West Hercules  SFL Corporation
Drilling & Production

SFL Corporation reports Q2 2025 results

Alan Bosworth

Bermuda-based shipowner SFL Corporation has reported a net income of $1.5 million for the second quarter of 2025 and has declared its 86th consecutive quarterly cash dividend, adjusting it to $0.20 per share. The company’s near-term financial results were impacted by a challenging market for its legacy drilling rig and reduced cash flow from recent vessel sales.

The company received charter hire of $194 million in the quarter, with approximately 87 per cent from shipping and thirteen per cent from energy assets. The adjusted EBITDA from consolidated subsidiaries was $104 million.

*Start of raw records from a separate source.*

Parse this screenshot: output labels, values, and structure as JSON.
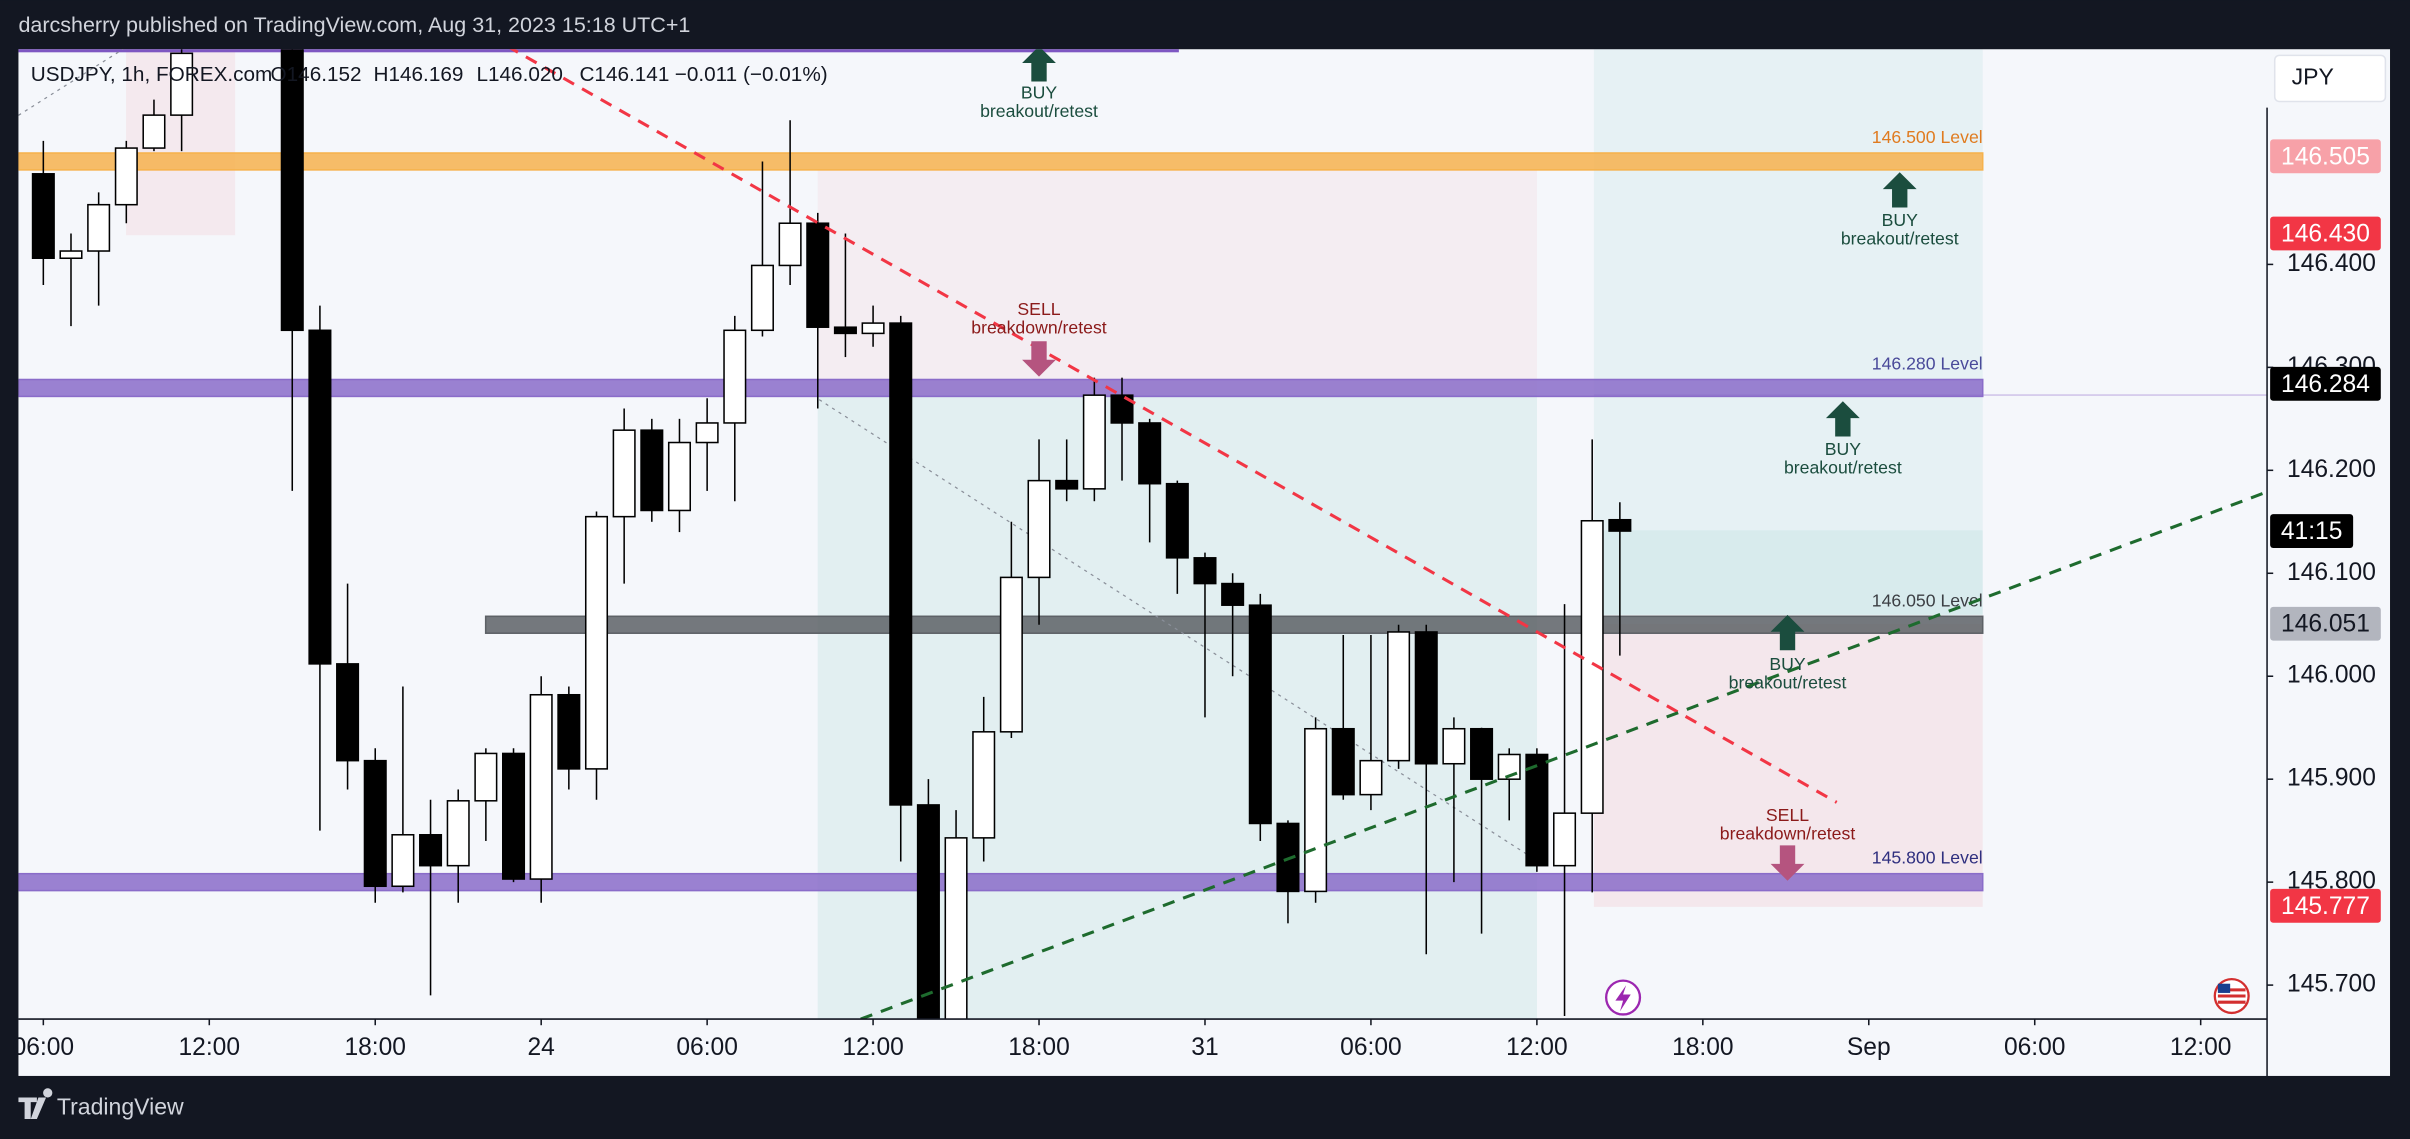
{
  "chart_data": {
    "type": "candlestick",
    "title": "darcsherry published on TradingView.com, Aug 31, 2023 15:18 UTC+1",
    "symbol": "USDJPY, 1h, FOREX.com",
    "legend_values": [
      "O146.152",
      "H146.169",
      "L146.020",
      "C146.141",
      "−0.011 (−0.01%)"
    ],
    "currency": "JPY",
    "brand": "TradingView",
    "countdown": "41:15",
    "up_color": "#ffffff",
    "down_color": "#000000",
    "x": [
      6,
      7,
      8,
      9,
      10,
      11,
      15,
      16,
      17,
      18,
      19,
      20,
      21,
      22,
      23,
      24,
      25,
      26,
      27,
      28,
      29,
      30,
      31,
      32,
      33,
      34,
      35,
      36,
      37,
      38,
      39,
      40,
      41,
      42,
      43,
      44,
      45,
      46,
      47,
      48,
      49,
      50,
      51,
      52,
      53,
      54,
      55,
      56,
      57,
      58,
      59,
      60,
      61,
      62,
      63
    ],
    "open": [
      146.488,
      146.406,
      146.413,
      146.458,
      146.513,
      146.545,
      146.65,
      146.336,
      146.012,
      145.918,
      145.796,
      145.846,
      145.816,
      145.879,
      145.925,
      145.803,
      145.982,
      145.91,
      146.155,
      146.239,
      146.161,
      146.227,
      146.246,
      146.336,
      146.399,
      146.44,
      146.339,
      146.333,
      146.343,
      145.875,
      145.64,
      145.843,
      145.946,
      146.096,
      146.19,
      146.182,
      146.273,
      146.246,
      146.187,
      146.115,
      146.09,
      146.069,
      145.857,
      145.791,
      145.949,
      145.885,
      145.918,
      146.043,
      145.915,
      145.949,
      145.9,
      145.924,
      145.816,
      145.867,
      146.152
    ],
    "high": [
      146.52,
      146.43,
      146.47,
      146.52,
      146.56,
      146.62,
      146.66,
      146.36,
      146.09,
      145.93,
      145.99,
      145.88,
      145.89,
      145.93,
      145.93,
      146.0,
      145.99,
      146.16,
      146.26,
      146.25,
      146.25,
      146.27,
      146.35,
      146.5,
      146.54,
      146.45,
      146.43,
      146.36,
      146.35,
      145.9,
      145.87,
      145.98,
      146.15,
      146.23,
      146.23,
      146.29,
      146.29,
      146.25,
      146.19,
      146.12,
      146.1,
      146.08,
      145.86,
      145.96,
      146.04,
      146.04,
      146.05,
      146.05,
      145.96,
      145.95,
      145.93,
      145.93,
      146.07,
      146.23,
      146.169
    ],
    "low": [
      146.38,
      146.34,
      146.36,
      146.44,
      146.51,
      146.51,
      146.18,
      145.85,
      145.89,
      145.78,
      145.79,
      145.69,
      145.78,
      145.84,
      145.8,
      145.78,
      145.89,
      145.88,
      146.09,
      146.15,
      146.14,
      146.18,
      146.17,
      146.33,
      146.38,
      146.26,
      146.31,
      146.32,
      145.82,
      145.6,
      145.6,
      145.82,
      145.94,
      146.05,
      146.17,
      146.17,
      146.19,
      146.13,
      146.08,
      145.96,
      146.0,
      145.84,
      145.76,
      145.78,
      145.88,
      145.87,
      145.91,
      145.73,
      145.8,
      145.75,
      145.86,
      145.81,
      145.67,
      145.79,
      146.02
    ],
    "close": [
      146.406,
      146.413,
      146.458,
      146.513,
      146.545,
      146.605,
      146.336,
      146.012,
      145.918,
      145.796,
      145.846,
      145.816,
      145.879,
      145.925,
      145.803,
      145.982,
      145.91,
      146.155,
      146.239,
      146.161,
      146.227,
      146.246,
      146.336,
      146.399,
      146.44,
      146.339,
      146.333,
      146.343,
      145.875,
      145.64,
      145.843,
      145.946,
      146.096,
      146.19,
      146.182,
      146.273,
      146.246,
      146.187,
      146.115,
      146.09,
      146.069,
      145.857,
      145.791,
      145.949,
      145.885,
      145.918,
      146.043,
      145.915,
      145.949,
      145.9,
      145.924,
      145.816,
      145.867,
      146.151,
      146.141
    ],
    "xlim": [
      5.1,
      86.4
    ],
    "ylim": [
      145.667,
      146.609
    ],
    "xticks": [
      {
        "value": 6,
        "label": "06:00"
      },
      {
        "value": 12,
        "label": "12:00"
      },
      {
        "value": 18,
        "label": "18:00"
      },
      24,
      {
        "value": 30,
        "label": "06:00"
      },
      {
        "value": 36,
        "label": "12:00"
      },
      {
        "value": 42,
        "label": "18:00"
      },
      {
        "value": 48,
        "label": "31"
      },
      {
        "value": 54,
        "label": "06:00"
      },
      {
        "value": 60,
        "label": "12:00"
      },
      {
        "value": 66,
        "label": "18:00"
      },
      {
        "value": 72,
        "label": "Sep"
      },
      {
        "value": 78,
        "label": "06:00"
      },
      {
        "value": 84,
        "label": "12:00"
      }
    ],
    "yticks": [
      {
        "value": 146.4,
        "label": "146.400"
      },
      {
        "value": 146.3,
        "label": "146.300"
      },
      {
        "value": 146.2,
        "label": "146.200"
      },
      {
        "value": 146.1,
        "label": "146.100"
      },
      {
        "value": 146,
        "label": "146.000"
      },
      {
        "value": 145.9,
        "label": "145.900"
      },
      {
        "value": 145.8,
        "label": "145.800"
      },
      {
        "value": 145.7,
        "label": "145.700"
      }
    ],
    "levels": [
      {
        "value": 146.5,
        "label": "146.500 Level",
        "color": "#f6b24d",
        "text_color": "#e07b1f"
      },
      {
        "value": 146.28,
        "label": "146.280 Level",
        "color": "#8a6cc9",
        "text_color": "#4a4a9a"
      },
      {
        "value": 146.05,
        "label": "146.050 Level",
        "color": "#5d6166",
        "text_color": "#3c3f44"
      },
      {
        "value": 145.8,
        "label": "145.800 Level",
        "color": "#8a6cc9",
        "text_color": "#2f2f7f"
      }
    ],
    "annotations": [
      {
        "title": "BUY",
        "text": "breakout/retest"
      },
      {
        "title": "BUY",
        "text": "breakout/retest"
      },
      {
        "title": "SELL",
        "text": "breakdown/retest"
      },
      {
        "title": "BUY",
        "text": "breakout/retest"
      },
      {
        "title": "BUY",
        "text": "breakout/retest"
      },
      {
        "title": "SELL",
        "text": "breakdown/retest"
      }
    ],
    "price_tags": [
      {
        "value": 146.505,
        "color": "#f7a1a8",
        "text_color": "#ffffff"
      },
      {
        "value": 146.43,
        "label": "146.430",
        "color": "#f23645",
        "text_color": "#ffffff"
      },
      {
        "value": 146.284,
        "color": "#000000",
        "text_color": "#ffffff"
      },
      {
        "value": 146.051,
        "color": "#b2b5be",
        "text_color": "#131722"
      },
      {
        "value": 145.777,
        "color": "#f23645",
        "text_color": "#ffffff"
      }
    ]
  }
}
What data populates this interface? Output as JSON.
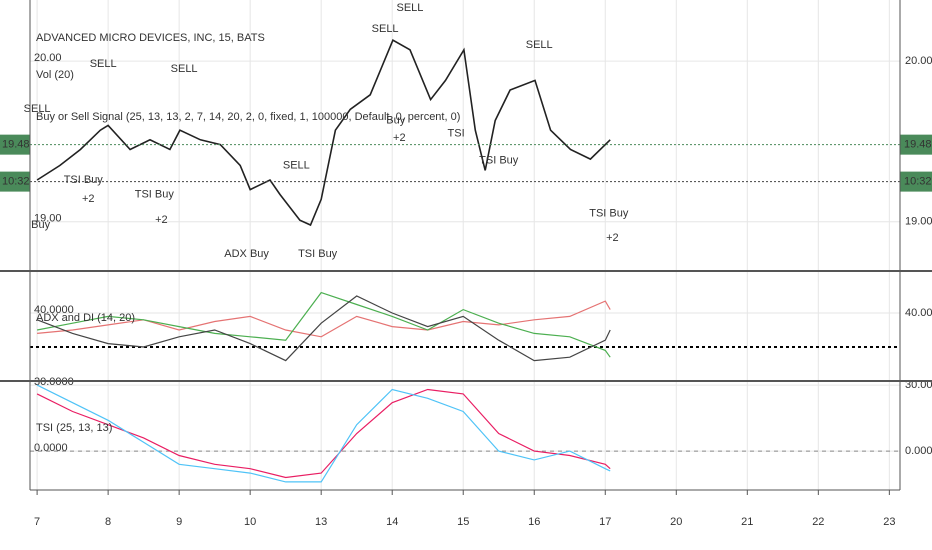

Ole B. Hjertaker, CEO of SFL Management, stated that the market for the drilling rig Hercules remains challenging, with recent market uncertainty delaying new employment opportunities. He also noted that the recent sale and redelivery of several vessels, while increasing available capital for new investments, has reduced near-term cash flow generation, leading the board to adjust the dividend.

On the positive side, the company signed a five-year time charter extension with Maersk for three 9,500TEU container vessels, adding approximately $225 million to its backlog from 2026 through 2031. SFL also completed the sale and redelivery of older dry bulk and container vessels for an aggregate amount of more than $200 million.